FREEDOM OF EXPRESSION AND BOYCOTT
In its judgment Baldassi et al. v. France, rendered on June 11, 2020 (applications no. 15271/16 et al.), the European Court of Human Rights found a violation of freedom of expression (Article 10 of the European Convention) to the detriment of activists of the Palestinian cause. The latter had participated in actions calling for a boycott of products imported from Israel as part of a « Boycott, Divestment and Sanctions » (BDS) campaign launched in 2005 following the July 9, 2004 opinion of the International Court of Justice in which the international court held that « the construction of the wall being built by Israel, the occupying power, in the Occupied Palestinian Territory, including in and around East Jerusalem, and its associated régime, are contrary to international law. The applicants were convicted of « incitement to economic discrimination », knowing that the Court of Cassation had ruled in favor of the application of article 24, paragraph 8, of the law of July 29, 1881 in the case of a call for a boycott of products imported from Israel.

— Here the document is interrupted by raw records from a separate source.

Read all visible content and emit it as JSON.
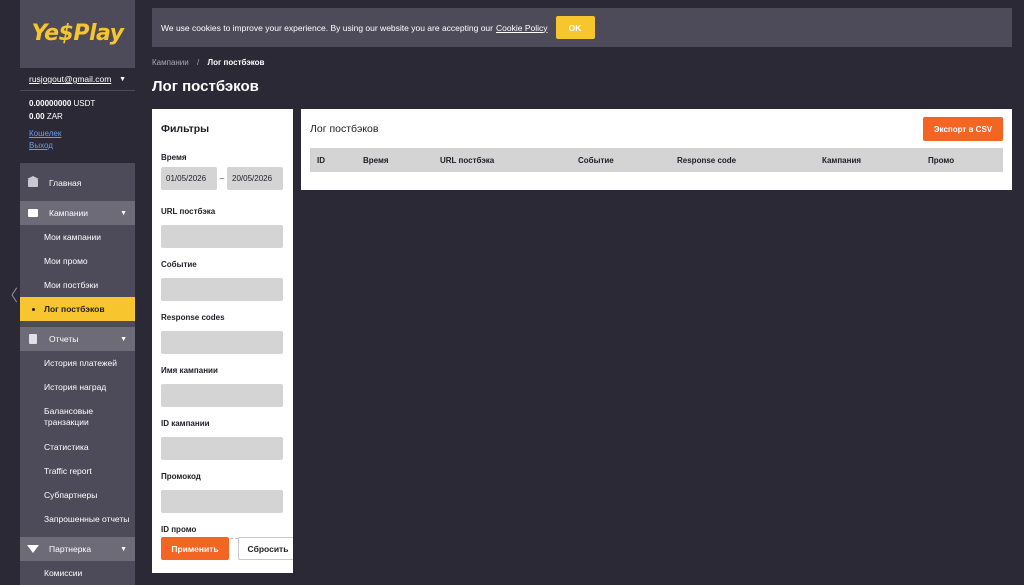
{
  "logo": {
    "text_prefix": "Y",
    "text_main": "e$Play"
  },
  "account": {
    "email": "rusjogout@gmail.com",
    "balance_usdt": "0.00000000",
    "currency_usdt": "USDT",
    "balance_zar": "0.00",
    "currency_zar": "ZAR",
    "wallet_link": "Кошелек",
    "logout_link": "Выход"
  },
  "nav": {
    "home": "Главная",
    "campaigns": {
      "label": "Кампании",
      "items": [
        "Мои кампании",
        "Мои промо",
        "Мои постбэки",
        "Лог постбэков"
      ]
    },
    "reports": {
      "label": "Отчеты",
      "items": [
        "История платежей",
        "История наград",
        "Балансовые транзакции",
        "Статистика",
        "Traffic report",
        "Субпартнеры",
        "Запрошенные отчеты"
      ]
    },
    "partnership": {
      "label": "Партнерка",
      "items": [
        "Комиссии"
      ]
    }
  },
  "cookie": {
    "text": "We use cookies to improve your experience. By using our website you are accepting our",
    "link": "Cookie Policy",
    "ok": "OK"
  },
  "breadcrumb": {
    "parent": "Кампании",
    "separator": "/",
    "current": "Лог постбэков"
  },
  "page_title": "Лог постбэков",
  "filters": {
    "title": "Фильтры",
    "time_label": "Время",
    "date_from": "01/05/2026",
    "date_sep": "–",
    "date_to": "20/05/2026",
    "url_label": "URL постбэка",
    "event_label": "Событие",
    "response_label": "Response codes",
    "campaign_name_label": "Имя кампании",
    "campaign_id_label": "ID кампании",
    "promocode_label": "Промокод",
    "promo_id_label": "ID промо",
    "apply": "Применить",
    "reset": "Сбросить"
  },
  "log": {
    "title": "Лог постбэков",
    "export": "Экспорт в CSV",
    "columns": [
      "ID",
      "Время",
      "URL постбэка",
      "Событие",
      "Response code",
      "Кампания",
      "Промо"
    ]
  }
}
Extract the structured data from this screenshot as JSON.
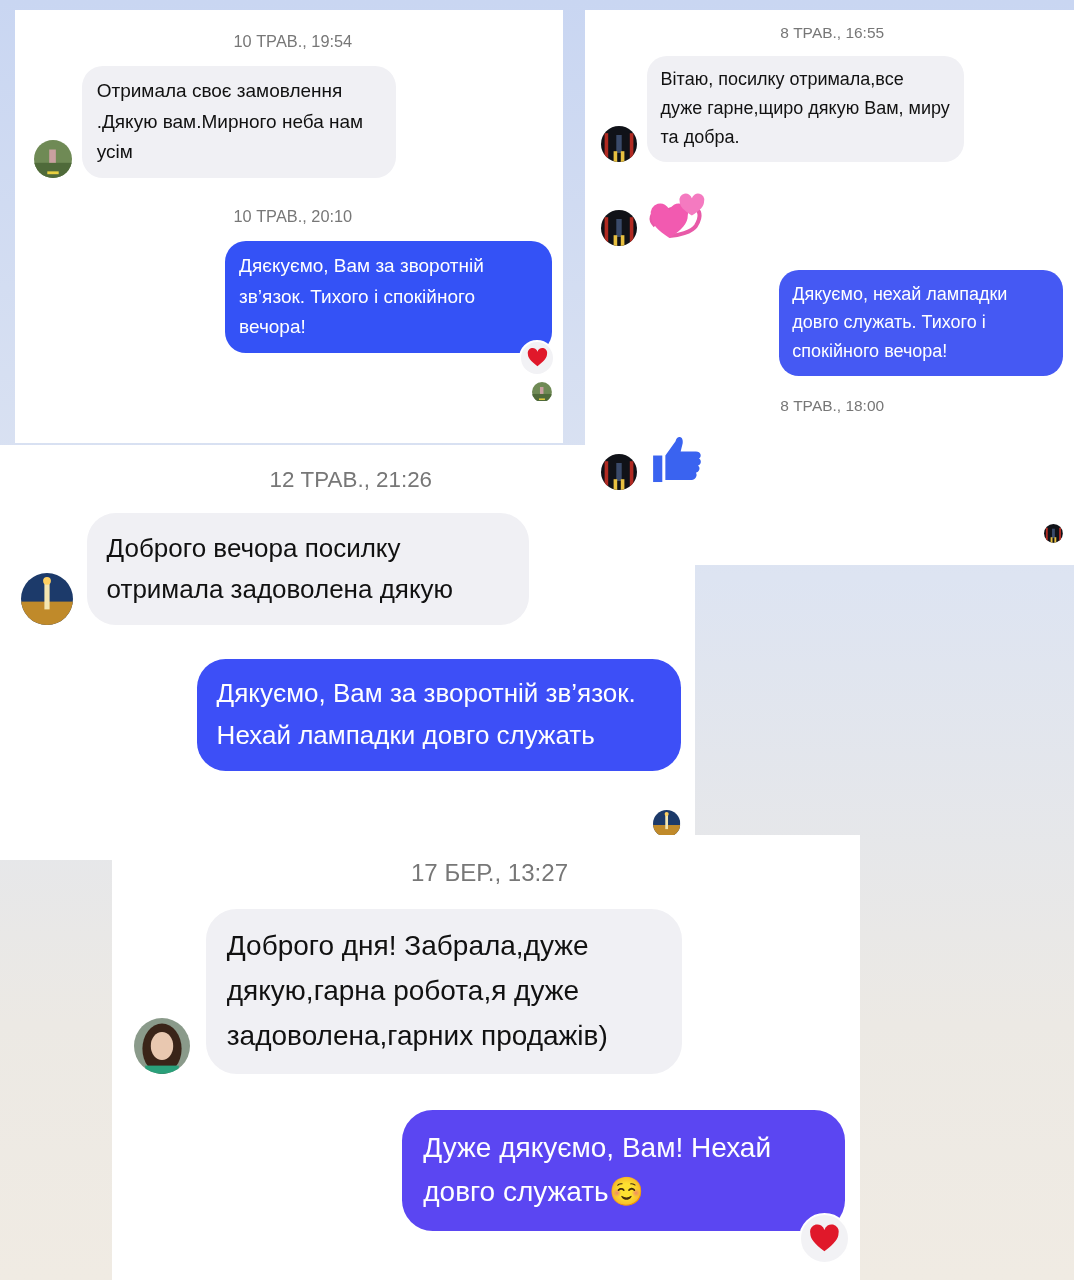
{
  "panels": [
    {
      "messages": [
        {
          "kind": "timestamp",
          "text": "10 ТРАВ., 19:54"
        },
        {
          "kind": "incoming",
          "text": "Отримала своє замовлення .Дякую вам.Мирного неба нам усім"
        },
        {
          "kind": "timestamp",
          "text": "10 ТРАВ., 20:10"
        },
        {
          "kind": "outgoing",
          "text": "Дяєкуємо, Вам за зворотній зв’язок. Тихого і спокійного вечора!",
          "reacted": true
        },
        {
          "kind": "seen"
        }
      ]
    },
    {
      "messages": [
        {
          "kind": "timestamp",
          "text": "8 ТРАВ., 16:55"
        },
        {
          "kind": "incoming",
          "text": "Вітаю, посилку отримала,все дуже гарне,щиро дякую Вам, миру та добра."
        },
        {
          "kind": "hearts"
        },
        {
          "kind": "outgoing",
          "text": "Дякуємо, нехай лампадки довго служать. Тихого і спокійного вечора!",
          "reacted": false
        },
        {
          "kind": "timestamp",
          "text": "8 ТРАВ., 18:00"
        },
        {
          "kind": "like"
        },
        {
          "kind": "seen"
        }
      ]
    },
    {
      "messages": [
        {
          "kind": "timestamp",
          "text": "12 ТРАВ., 21:26"
        },
        {
          "kind": "incoming",
          "text": "Доброго вечора посилку отримала задоволена дякую"
        },
        {
          "kind": "outgoing",
          "text": "Дякуємо, Вам за зворотній зв’язок. Нехай лампадки довго служать",
          "reacted": false
        },
        {
          "kind": "seen"
        }
      ]
    },
    {
      "messages": [
        {
          "kind": "timestamp",
          "text": "17 БЕР., 13:27"
        },
        {
          "kind": "incoming",
          "text": "Доброго дня! Забрала,дуже дякую,гарна робота,я дуже задоволена,гарних продажів)"
        },
        {
          "kind": "outgoing",
          "text": "Дуже дякуємо, Вам! Нехай довго служать☺️",
          "reacted": true
        }
      ]
    }
  ]
}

The main issue to be decided by the European Court in this case was whether or not the criminal conviction of the applicants for their participation in actions calling for a boycott of products originating in Israel was compatible with the requirements of Article 10 of the European Convention on Human Rights, which protects freedom of expression. For the European Court, the « boycott is primarily a means of expressing protesting opinions », and the call for a boycott falls in principle within the protection of Article 10. However, it notes that it is a « particular form of exercise of freedom of expression in that it combines the expression of a protesting opinion with incitement to differential treatment so that, depending on the circumstances, it may constitute a call to discriminate against others ». The Court emphasized that a call to discriminate is a call to intolerance, which is a limit of protection, in the same way as a call to violence or hatred (§64). However, it emphasizes that inciting « to treat differently does not necessarily amount to inciting to discriminate ».
In order to comply with the European Convention, such interference with freedom of expression had to be provided for by law, have a legitimate aim – such as the protection of the « rights of others », in this case the commercial rights of the producers and suppliers of the products concerned – and be necessary in a democratic society. In this sense, to be compatible with the Convention, the interference had to meet a compelling social need. From an argumentative point of view, the judgment distinguishes the case in question from the Willem v. France judgment of July 16, 2009 (application no. 10883/05), in which the Court had ruled that there was no violation of Article 10 in a case concerning a mayor who had asked the municipal catering services to boycott Israeli food products. The mayor had been convicted of incitement to discrimination on the basis of Articles 23 and 24 of the Law of July 29, 1881. The Court had taken into account the quality of the mayor who had departed from his duty of reserve and neutrality, and had taken his decision without discussion and without a vote.
In this case, unlike the Willem case, the applicants were « ordinary citizens » whose purpose was to « provoke or stimulate debate among supermarket consumers ». There was no violence, no damage, no racist or anti-Semitic remarks. In finding a violation of Article 10 of the European Convention, the Court emphasized that these « actions and statements were political and militant expression » and that, moreover, they « concerned a subject of general interest, that of the State of Israel’s respect for public international law and the human rights situation in the occupied Palestinian territories, and were part of a contemporary debate that was open in France as well as throughout the international community.